Here is a detailed interpretation of Mrs. Ankita's iron profile:
Patient Summary
Mrs. Ankita | 26 years | Female | Collected: 02/05/2026
Results at a Glance
| Test | Result | Reference Range | Flag | Interpretation |
|---|
| Serum Iron | 15.24 μg/dL | 37–145 μg/dL | 🔴 LOW | Markedly low |
| UIBC | 409.00 μg/dL | 110–370 μg/dL | 🔴 HIGH | Elevated |
| TIBC | 424.24 μg/dL | 228–428 μg/dL | ✅ Normal (upper limit) | Borderline high |
| % Transferrin Saturation | 3.59% | 20–50% | 🔴 LOW | Critically low |
Interpretation
This iron profile is classic for Iron Deficiency Anemia (IDA), showing all four hallmark features:
1. Very Low Serum Iron (15.24 μg/dL)
Serum iron is only ~41% of the lower normal limit. This reflects a severely depleted circulating iron pool available for hemoglobin synthesis. — Harrison's Principles of Internal Medicine 22E
2. Elevated UIBC (409 μg/dL)
UIBC (Unsaturated Iron Binding Capacity) represents the unfilled iron-binding sites on transferrin. When iron stores are depleted, transferrin remains largely unoccupied, driving UIBC up. This is a direct marker of iron deficiency. — Quick Compendium of Clinical Pathology, 5th ed.
3. TIBC at Upper Normal Limit (424.24 μg/dL)
TIBC reflects the total transferrin concentration. In iron deficiency, the liver upregulates transferrin synthesis as a compensatory response, pushing TIBC toward the upper limit or above the reference range. Here it sits at the very top of the normal range — consistent with developing IDA. — Tietz Textbook of Laboratory Medicine, 7th ed.
4. Critically Low Transferrin Saturation (3.59%)
This is the most sensitive indicator. Normal saturation is 20–50%; a saturation < 15% confirms iron deficiency, and 3.59% is profoundly low. The formula:
% Saturation = (Serum Iron / TIBC) × 100 = (15.24 / 424.24) × 100 = 3.59%
Quick Compendium of Clinical Pathology, 5th ed. states that % saturation < 15% is diagnostic of iron deficiency; Tietz Textbook sets the cutoff at < 15% as well.
Clinical Significance
This pattern — ↓ serum iron + ↑ UIBC + ↑/normal TIBC + ↓↓ transferrin saturation — is the textbook picture of iron deficiency. In a 26-year-old premenopausal woman, the most common causes are:
- Chronic menstrual blood loss (most likely) — menstruating women lose ~30 mg iron per cycle and are at high risk. — Harrison's 22E
- Poor dietary intake — vegetarian/vegan diet lacking heme iron
- Malabsorption — e.g., celiac disease, post-gastrectomy
- Occult gastrointestinal blood loss (less common in this age group but must be excluded if no menstrual cause)
What to Do Next
Since this is only the iron profile (page 1 of 3), the full workup likely includes or should include:
- Complete Blood Count (CBC) — to check for microcytic hypochromic anemia (low MCV, low MCH, high RDW)

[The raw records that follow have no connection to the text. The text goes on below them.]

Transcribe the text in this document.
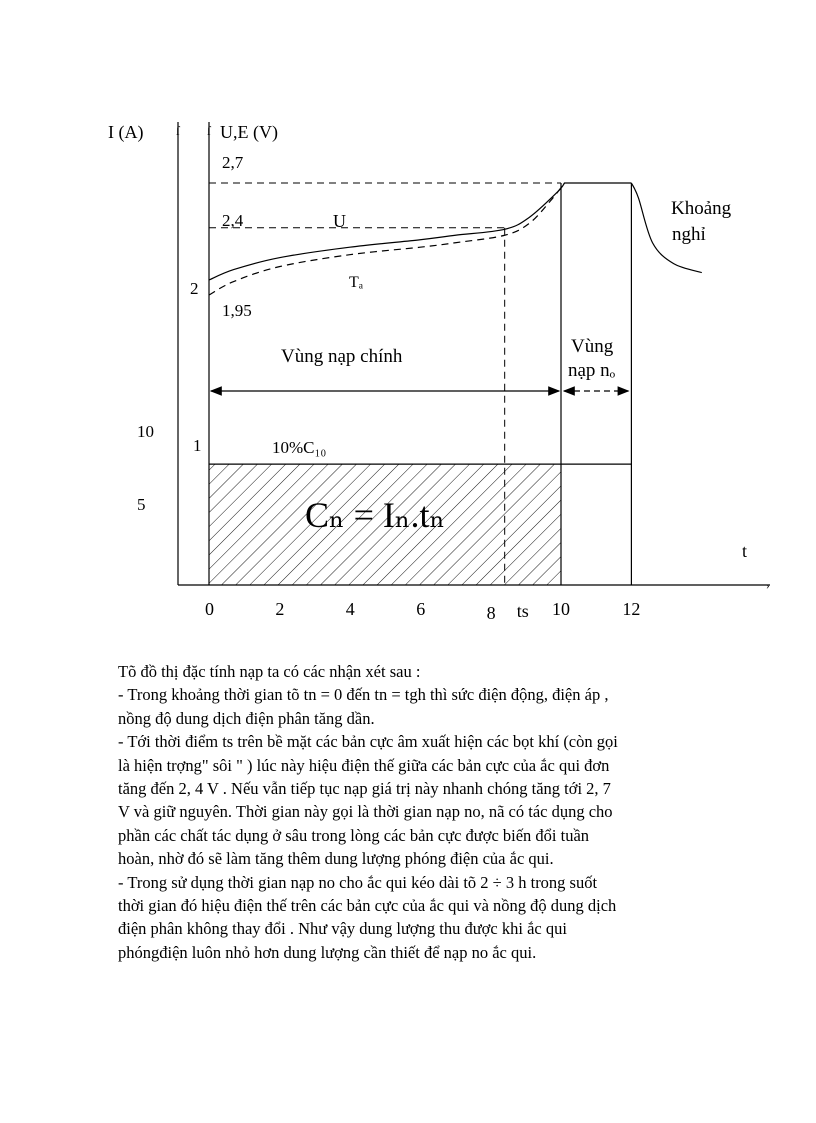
ſ ſ
›
I (A)	U,E (V)
t
2,7
2,4
2
1,95
10
5
1
0	2	4	6	8 ts 10	12
U
Tₐ
Vùng nạp chính	Vùng
nạp nₒ
Khoảng
nghỉ
10%C₁₀
Cₙ = Iₙ.tₙ

Tõ đồ thị đặc tính nạp ta có các nhận xét sau :

- Trong khoảng thời gian tõ tn = 0 đến tn = tgh thì sức điện động, điện áp ,

nồng độ dung dịch điện phân tăng dần.

- Tới thời điểm ts trên bề mặt các bản cực âm xuất hiện các bọt khí (còn gọi

là hiện trợng" sôi " ) lúc này hiệu điện thế giữa các bản cực của ắc qui đơn

tăng đến 2, 4 V . Nếu vẫn tiếp tục nạp giá trị này nhanh chóng tăng tới 2, 7

V và giữ nguyên. Thời gian này gọi là thời gian nạp no, nã có tác dụng cho

phần các chất tác dụng ở sâu trong lòng các bản cực được biến đổi tuần

hoàn, nhờ đó sẽ làm tăng thêm dung lượng phóng điện của ắc qui.

- Trong sử dụng thời gian nạp no cho ắc qui kéo dài tõ 2 ÷ 3 h trong suốt

thời gian đó hiệu điện thế trên các bản cực của ắc qui và nồng độ dung dịch

điện phân không thay đổi . Như vậy dung lượng thu được khi ắc qui

phóngđiện luôn nhỏ hơn dung lượng cần thiết để nạp no ắc qui.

- Serum Ferritin — the most sensitive single test for iron stores (low ferritin < 30 μg/L confirms iron deficiency)
- Peripheral blood smear — may show hypochromic microcytes and pencil/elliptocyte cells
- Reticulocyte count
Summary
Mrs. Ankita's iron profile is strongly consistent with iron deficiency, almost certainly iron deficiency anemia (IDA) given the severity of transferrin saturation at 3.59%. She should be evaluated by her physician for the underlying cause and started on oral iron supplementation (e.g., ferrous sulfate 150–200 mg elemental iron/day) with dietary counseling. A follow-up iron profile and CBC in 4–8 weeks will confirm treatment response.
⚠️ This interpretation is for informational purposes. Clinical correlation and physician consultation are essential before any treatment decisions.